Sans doute à cause de ce que l’on devinait en elle de farouche et de fragile à la fois…
Arpentant une dernière fois l’emplacement où il rêvait de voir surgir sa maison avant de rejoindre Ali qu’on lui avait amené, Guillaume finit par conclure que le jugement des armes serait après tout le bon, puisqu’il déciderait de l’avenir des Tremaine. Si Guillaume mourait, la question serait entendue. S’il vivait, il faudrait trouver la génitrice idéale et, dans l’état actuel des choses, Guillaume en venait à considérer cela comme une sorte d’impossible exploit. Rose de Montendre lui plaisait de plus en plus mais elle était irrévocablement amoureuse de Félix, et à voir la façon dont, tout à l’heure, il lui tenait l’étrier, on pouvait se demander si la charmante fille n’était pas en train de gagner la partie…
Soudain, Guillaume tendit la main, arracha une menue branche d’un vieux chêne dont il espérait bien faire l’une des gloires de son parc à venir et la mit contre sa poitrine.
— Les Indiens prétendent que tu portes bonheur, dit-il au grand arbre. Nous verrons bien demain s’ils ont raison…

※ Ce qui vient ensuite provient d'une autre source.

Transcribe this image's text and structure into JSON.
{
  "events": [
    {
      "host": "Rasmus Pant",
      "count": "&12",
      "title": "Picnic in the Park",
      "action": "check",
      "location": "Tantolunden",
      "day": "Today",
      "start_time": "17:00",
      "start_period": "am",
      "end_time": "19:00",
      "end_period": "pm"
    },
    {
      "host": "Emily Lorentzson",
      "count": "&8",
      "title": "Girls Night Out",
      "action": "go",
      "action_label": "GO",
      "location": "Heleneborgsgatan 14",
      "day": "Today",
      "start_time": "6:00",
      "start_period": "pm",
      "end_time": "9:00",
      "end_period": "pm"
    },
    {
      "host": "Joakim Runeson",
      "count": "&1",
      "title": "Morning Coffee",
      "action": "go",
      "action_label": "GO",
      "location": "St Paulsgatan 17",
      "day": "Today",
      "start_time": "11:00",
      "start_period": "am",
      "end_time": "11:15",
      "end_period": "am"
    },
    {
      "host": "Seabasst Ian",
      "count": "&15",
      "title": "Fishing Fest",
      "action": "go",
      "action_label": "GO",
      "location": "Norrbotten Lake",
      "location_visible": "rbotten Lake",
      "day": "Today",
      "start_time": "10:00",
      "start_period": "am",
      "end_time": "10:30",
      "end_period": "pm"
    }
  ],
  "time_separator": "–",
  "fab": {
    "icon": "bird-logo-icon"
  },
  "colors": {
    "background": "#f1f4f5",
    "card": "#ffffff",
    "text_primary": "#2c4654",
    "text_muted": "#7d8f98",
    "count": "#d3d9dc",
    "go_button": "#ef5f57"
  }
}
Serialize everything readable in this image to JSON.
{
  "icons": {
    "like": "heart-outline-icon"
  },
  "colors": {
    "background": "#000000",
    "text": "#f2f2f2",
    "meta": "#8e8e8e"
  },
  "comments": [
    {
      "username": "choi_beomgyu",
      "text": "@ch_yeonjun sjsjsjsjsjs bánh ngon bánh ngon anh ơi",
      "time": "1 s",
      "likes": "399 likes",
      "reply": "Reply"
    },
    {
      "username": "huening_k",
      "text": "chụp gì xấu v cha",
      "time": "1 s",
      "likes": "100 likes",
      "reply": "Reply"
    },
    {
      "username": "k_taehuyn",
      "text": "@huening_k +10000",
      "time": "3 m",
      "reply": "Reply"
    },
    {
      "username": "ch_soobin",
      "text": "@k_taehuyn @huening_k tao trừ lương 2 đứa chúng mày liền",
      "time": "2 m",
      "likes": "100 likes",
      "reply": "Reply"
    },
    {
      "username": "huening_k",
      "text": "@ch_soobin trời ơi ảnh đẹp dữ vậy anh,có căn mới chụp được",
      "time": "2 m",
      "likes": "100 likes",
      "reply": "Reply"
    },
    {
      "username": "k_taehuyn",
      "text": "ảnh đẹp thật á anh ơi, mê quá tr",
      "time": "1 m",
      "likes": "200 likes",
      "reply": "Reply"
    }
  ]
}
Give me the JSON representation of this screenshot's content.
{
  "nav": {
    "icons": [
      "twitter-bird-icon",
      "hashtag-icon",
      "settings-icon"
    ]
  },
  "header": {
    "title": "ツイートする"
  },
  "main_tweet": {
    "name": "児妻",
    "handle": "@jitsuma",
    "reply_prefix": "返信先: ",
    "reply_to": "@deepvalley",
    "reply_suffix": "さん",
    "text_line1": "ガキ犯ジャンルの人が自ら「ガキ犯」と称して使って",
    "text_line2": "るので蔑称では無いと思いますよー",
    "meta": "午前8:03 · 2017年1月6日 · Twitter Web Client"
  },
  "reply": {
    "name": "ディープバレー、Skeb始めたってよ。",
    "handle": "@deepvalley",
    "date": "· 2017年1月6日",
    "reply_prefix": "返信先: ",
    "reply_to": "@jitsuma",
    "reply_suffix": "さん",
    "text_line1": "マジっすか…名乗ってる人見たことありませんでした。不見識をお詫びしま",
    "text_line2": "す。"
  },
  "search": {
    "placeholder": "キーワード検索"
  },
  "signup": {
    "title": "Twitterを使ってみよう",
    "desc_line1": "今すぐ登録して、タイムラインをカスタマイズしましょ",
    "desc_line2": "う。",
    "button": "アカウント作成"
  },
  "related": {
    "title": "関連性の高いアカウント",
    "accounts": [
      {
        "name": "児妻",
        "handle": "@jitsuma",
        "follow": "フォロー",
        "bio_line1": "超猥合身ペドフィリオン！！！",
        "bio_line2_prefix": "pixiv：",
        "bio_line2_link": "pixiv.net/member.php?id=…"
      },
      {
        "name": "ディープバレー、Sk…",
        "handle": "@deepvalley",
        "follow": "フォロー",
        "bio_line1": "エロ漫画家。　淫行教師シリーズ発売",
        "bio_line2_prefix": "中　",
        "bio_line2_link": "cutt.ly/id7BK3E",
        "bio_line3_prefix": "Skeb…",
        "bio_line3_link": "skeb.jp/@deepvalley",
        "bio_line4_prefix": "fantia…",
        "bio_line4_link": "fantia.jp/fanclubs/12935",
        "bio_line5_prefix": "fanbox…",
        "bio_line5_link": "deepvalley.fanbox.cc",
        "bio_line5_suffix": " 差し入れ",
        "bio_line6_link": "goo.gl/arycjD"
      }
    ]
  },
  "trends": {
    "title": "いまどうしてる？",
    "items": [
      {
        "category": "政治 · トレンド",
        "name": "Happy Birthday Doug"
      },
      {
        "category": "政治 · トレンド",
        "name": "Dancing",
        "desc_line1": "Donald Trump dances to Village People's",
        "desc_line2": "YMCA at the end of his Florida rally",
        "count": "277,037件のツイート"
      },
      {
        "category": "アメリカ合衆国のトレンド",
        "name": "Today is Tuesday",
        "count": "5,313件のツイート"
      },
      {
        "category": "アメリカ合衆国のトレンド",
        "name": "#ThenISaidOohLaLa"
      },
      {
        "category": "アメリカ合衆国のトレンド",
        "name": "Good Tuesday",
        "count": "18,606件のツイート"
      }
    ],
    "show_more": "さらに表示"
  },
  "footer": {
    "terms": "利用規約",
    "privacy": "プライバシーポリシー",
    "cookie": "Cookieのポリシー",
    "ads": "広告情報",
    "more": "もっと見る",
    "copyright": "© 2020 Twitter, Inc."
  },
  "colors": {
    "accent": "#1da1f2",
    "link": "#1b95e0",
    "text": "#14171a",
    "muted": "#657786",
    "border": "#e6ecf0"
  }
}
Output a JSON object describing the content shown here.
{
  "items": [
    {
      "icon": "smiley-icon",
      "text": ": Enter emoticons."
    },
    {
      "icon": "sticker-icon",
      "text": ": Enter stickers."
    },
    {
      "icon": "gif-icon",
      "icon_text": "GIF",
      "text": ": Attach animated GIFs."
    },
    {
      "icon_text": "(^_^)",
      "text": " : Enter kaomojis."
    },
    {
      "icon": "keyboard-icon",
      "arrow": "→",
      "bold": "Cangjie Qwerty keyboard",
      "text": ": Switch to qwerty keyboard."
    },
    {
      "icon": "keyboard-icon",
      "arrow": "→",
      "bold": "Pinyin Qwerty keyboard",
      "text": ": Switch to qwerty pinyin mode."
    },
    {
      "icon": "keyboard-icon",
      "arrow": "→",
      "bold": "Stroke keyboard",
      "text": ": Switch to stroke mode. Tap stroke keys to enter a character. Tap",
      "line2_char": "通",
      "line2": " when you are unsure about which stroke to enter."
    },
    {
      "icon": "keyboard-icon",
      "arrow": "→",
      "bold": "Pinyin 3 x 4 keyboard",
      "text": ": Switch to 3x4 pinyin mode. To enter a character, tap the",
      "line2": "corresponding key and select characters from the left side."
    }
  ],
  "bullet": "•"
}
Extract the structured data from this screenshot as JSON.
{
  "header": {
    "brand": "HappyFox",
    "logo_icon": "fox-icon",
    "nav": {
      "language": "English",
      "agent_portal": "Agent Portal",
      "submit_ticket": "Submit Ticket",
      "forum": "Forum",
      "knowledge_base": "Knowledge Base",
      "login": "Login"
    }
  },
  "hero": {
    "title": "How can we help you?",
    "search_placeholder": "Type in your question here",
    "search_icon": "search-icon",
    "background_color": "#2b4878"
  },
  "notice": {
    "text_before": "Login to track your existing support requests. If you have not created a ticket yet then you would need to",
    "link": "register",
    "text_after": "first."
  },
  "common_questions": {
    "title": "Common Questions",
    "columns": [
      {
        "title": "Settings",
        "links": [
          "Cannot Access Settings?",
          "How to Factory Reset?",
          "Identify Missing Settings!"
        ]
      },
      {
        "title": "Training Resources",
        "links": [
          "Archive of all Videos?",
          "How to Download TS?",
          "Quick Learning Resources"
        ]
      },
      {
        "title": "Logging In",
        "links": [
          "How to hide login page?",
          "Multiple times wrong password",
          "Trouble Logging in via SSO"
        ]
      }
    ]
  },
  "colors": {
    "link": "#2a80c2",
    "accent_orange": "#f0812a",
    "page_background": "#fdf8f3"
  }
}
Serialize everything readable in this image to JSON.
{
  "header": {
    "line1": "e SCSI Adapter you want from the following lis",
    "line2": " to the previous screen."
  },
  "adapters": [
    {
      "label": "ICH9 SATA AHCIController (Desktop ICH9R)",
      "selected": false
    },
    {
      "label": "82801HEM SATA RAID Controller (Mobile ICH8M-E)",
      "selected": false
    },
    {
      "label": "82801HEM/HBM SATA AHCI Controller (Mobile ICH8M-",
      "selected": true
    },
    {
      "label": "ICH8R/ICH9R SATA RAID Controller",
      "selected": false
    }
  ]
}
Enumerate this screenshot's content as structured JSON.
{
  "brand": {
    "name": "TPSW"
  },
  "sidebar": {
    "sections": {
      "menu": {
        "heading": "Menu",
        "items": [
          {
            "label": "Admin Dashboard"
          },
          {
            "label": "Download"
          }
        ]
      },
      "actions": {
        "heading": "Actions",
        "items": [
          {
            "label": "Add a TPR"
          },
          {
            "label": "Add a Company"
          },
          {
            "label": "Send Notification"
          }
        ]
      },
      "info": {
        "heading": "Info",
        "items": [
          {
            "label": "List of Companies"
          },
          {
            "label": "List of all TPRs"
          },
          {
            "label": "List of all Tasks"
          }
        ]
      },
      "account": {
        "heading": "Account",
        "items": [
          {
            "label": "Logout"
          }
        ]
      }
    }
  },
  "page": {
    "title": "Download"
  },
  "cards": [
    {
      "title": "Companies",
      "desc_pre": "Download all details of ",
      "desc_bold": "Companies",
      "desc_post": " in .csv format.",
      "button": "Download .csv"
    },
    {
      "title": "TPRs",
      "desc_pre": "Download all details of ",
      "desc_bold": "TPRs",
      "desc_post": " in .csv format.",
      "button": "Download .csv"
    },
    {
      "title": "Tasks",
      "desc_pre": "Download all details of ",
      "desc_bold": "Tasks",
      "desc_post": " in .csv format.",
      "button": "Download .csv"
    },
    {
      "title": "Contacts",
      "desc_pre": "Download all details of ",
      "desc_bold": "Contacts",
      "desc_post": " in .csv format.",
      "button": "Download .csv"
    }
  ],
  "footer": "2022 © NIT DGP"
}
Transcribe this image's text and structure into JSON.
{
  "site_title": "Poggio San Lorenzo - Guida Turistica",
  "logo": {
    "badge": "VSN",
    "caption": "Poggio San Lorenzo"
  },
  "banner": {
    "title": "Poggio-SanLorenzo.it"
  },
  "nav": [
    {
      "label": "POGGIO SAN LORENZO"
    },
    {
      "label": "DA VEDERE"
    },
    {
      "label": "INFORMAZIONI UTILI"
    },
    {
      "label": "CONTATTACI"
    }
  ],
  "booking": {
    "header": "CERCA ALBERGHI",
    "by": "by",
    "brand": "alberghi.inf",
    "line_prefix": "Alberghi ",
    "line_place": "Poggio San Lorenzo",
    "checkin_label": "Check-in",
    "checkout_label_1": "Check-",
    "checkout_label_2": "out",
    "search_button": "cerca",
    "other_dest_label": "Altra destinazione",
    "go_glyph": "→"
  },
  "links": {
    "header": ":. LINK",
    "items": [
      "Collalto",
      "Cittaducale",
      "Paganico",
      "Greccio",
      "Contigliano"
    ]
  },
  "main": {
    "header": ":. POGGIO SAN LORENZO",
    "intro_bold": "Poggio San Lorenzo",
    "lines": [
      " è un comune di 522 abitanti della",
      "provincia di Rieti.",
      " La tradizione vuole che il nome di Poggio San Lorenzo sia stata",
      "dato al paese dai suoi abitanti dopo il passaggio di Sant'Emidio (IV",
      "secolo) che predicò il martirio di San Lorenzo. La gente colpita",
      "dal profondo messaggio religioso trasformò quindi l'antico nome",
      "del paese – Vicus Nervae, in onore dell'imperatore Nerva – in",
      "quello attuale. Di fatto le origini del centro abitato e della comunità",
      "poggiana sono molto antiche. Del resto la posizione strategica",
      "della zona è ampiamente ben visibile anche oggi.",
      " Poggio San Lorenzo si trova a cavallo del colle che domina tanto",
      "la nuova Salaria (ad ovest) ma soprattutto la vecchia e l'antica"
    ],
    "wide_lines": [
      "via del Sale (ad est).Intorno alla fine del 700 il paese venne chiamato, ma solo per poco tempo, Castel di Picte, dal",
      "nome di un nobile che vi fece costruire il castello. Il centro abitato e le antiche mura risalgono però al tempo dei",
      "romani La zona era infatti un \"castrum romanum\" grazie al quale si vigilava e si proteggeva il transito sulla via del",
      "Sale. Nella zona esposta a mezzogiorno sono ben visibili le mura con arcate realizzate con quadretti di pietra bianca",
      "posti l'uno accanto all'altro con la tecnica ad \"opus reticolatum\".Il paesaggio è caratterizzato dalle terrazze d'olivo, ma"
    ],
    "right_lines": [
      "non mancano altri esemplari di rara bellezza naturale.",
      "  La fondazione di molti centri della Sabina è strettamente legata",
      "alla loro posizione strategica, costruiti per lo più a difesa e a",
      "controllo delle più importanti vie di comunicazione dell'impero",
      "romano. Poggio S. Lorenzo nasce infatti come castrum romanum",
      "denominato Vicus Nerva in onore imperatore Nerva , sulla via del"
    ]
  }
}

Il referma sa chemise, noua négligemment sa cravate puis s’en alla rejoindre ses nouveaux amis qui l’attendaient à l’auberge de Rideauville… Une fois les femmes rentrées chez elles, on but et on mangea entre hommes jusqu’à la chute du jour. Mais après une bonne nuit d’un sommeil profond, presque sans rêves, Guillaume se trouva en pleine possession de ses moyens lorsque vint le moment de gagner, en compagnie de Félix, le lieu de la rencontre.